Shrugging off bad inflation data and lingering tariff concerns, investors ended the week on a positive note.

MANHATTAN (CN) — Wall Street has managed to pull out another winning week despite some shocking inflation data.

On Wednesday, investors were shocked by a 0.5% price increase in the Bureau of Labor Statistics’ consumer price index for January. The only sector with a monthly drop in prices was apparel, which decreased by 1.4%.

Markets declined after the report, and did so again after a report showing a decline on retail sales. And yet by Friday’s closing bell, the S&P 500 had set a new record, picking up 89 points. The Dow Jones Industrial Average gained 202 points for the week, while the Nasdaq finished up 503 points.

Some say the jump in inflation could be due to rising gasoline prices and the avian flu’s impact on egg prices. But the fact that core inflation — which discounts both energy and food — has been stuck at higher than 3% for the past six months poses a problem for the Federal Reserve.

“Houston, we have a problem,” Chris Zaccarelli, chief investment officer at Northlight Asset Management, said on Wednesday. He noted that all inflation metrics jumped in this latest report and that year-over-year headline inflation is at 3%, well above the Fed’s 2% annualized target.

“Not only will this create tremendous psychological damage to investors, but the market will likely have a negative knee-jerk reaction to the increasing risks of higher-for-longer or even higher-from-here,” Zaccarelli said.

Fortunately, a day later the producer price index came in lower than the CPI, increasing by just 0.4% last month. That’s still higher than the 0.3% consensus forecast but not as much of a jump as the CPI, which gave investors some relief.

The biggest increases, once again, were driven by energy prices, as goods inflation rose by 0.6% and food prices gained 1.1%. Services prices were in line with expectations, increasing 0.3% in January.

The Fed currently has no plans to change the 4.25% to 4.5% federal funds interest rate. If prices continue to rise, it could put pressure on the central bank to keep rates steady until the end of the year — or worse, raise them again.

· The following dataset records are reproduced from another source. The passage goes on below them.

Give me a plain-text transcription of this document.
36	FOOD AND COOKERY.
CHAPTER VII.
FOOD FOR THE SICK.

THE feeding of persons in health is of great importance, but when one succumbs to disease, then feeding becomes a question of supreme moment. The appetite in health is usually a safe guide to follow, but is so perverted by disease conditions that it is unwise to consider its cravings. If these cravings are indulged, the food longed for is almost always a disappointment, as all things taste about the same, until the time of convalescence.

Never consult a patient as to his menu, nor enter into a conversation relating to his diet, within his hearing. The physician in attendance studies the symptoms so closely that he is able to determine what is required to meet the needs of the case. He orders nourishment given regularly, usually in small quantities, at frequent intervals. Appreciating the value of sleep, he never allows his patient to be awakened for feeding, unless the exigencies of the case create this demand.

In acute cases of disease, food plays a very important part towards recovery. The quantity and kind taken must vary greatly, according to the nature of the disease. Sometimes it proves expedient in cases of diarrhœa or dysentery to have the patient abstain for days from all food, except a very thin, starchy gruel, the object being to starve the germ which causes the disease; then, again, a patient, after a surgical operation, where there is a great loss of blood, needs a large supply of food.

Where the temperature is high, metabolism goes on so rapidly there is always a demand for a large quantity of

Fed Chair Jerome Powell testified before Congress this week, telling lawmakers the economy remains strong and that monetary policy will remain less restrictive. “[W]e do not need to be in a hurry to adjust our policy stance,” Powell said. “We now that reducing policy restraint too fast or too much could hinder progress on inflation.”

Investors also were dismayed this week by a weak retail sales report by the U.S. Census Bureau, which showed a 0.9% drop in consumer spending last month.

The total was well below analysts’ consensus forecast of a 0.1% decline in sales. Most experts say a post-holiday slump, the wildfires in California and a cold winter are likely to blame.

Optimism among small businesses also dipped this week, according to the National Federation of Independent Business. The group’s monthly optimism index fell 2.3 points, though the index remains above the 51-year average.

More troubling is the NFIB’s January “uncertainty index." Following declines for December and November, it increased 14 points to reach the third-highest record.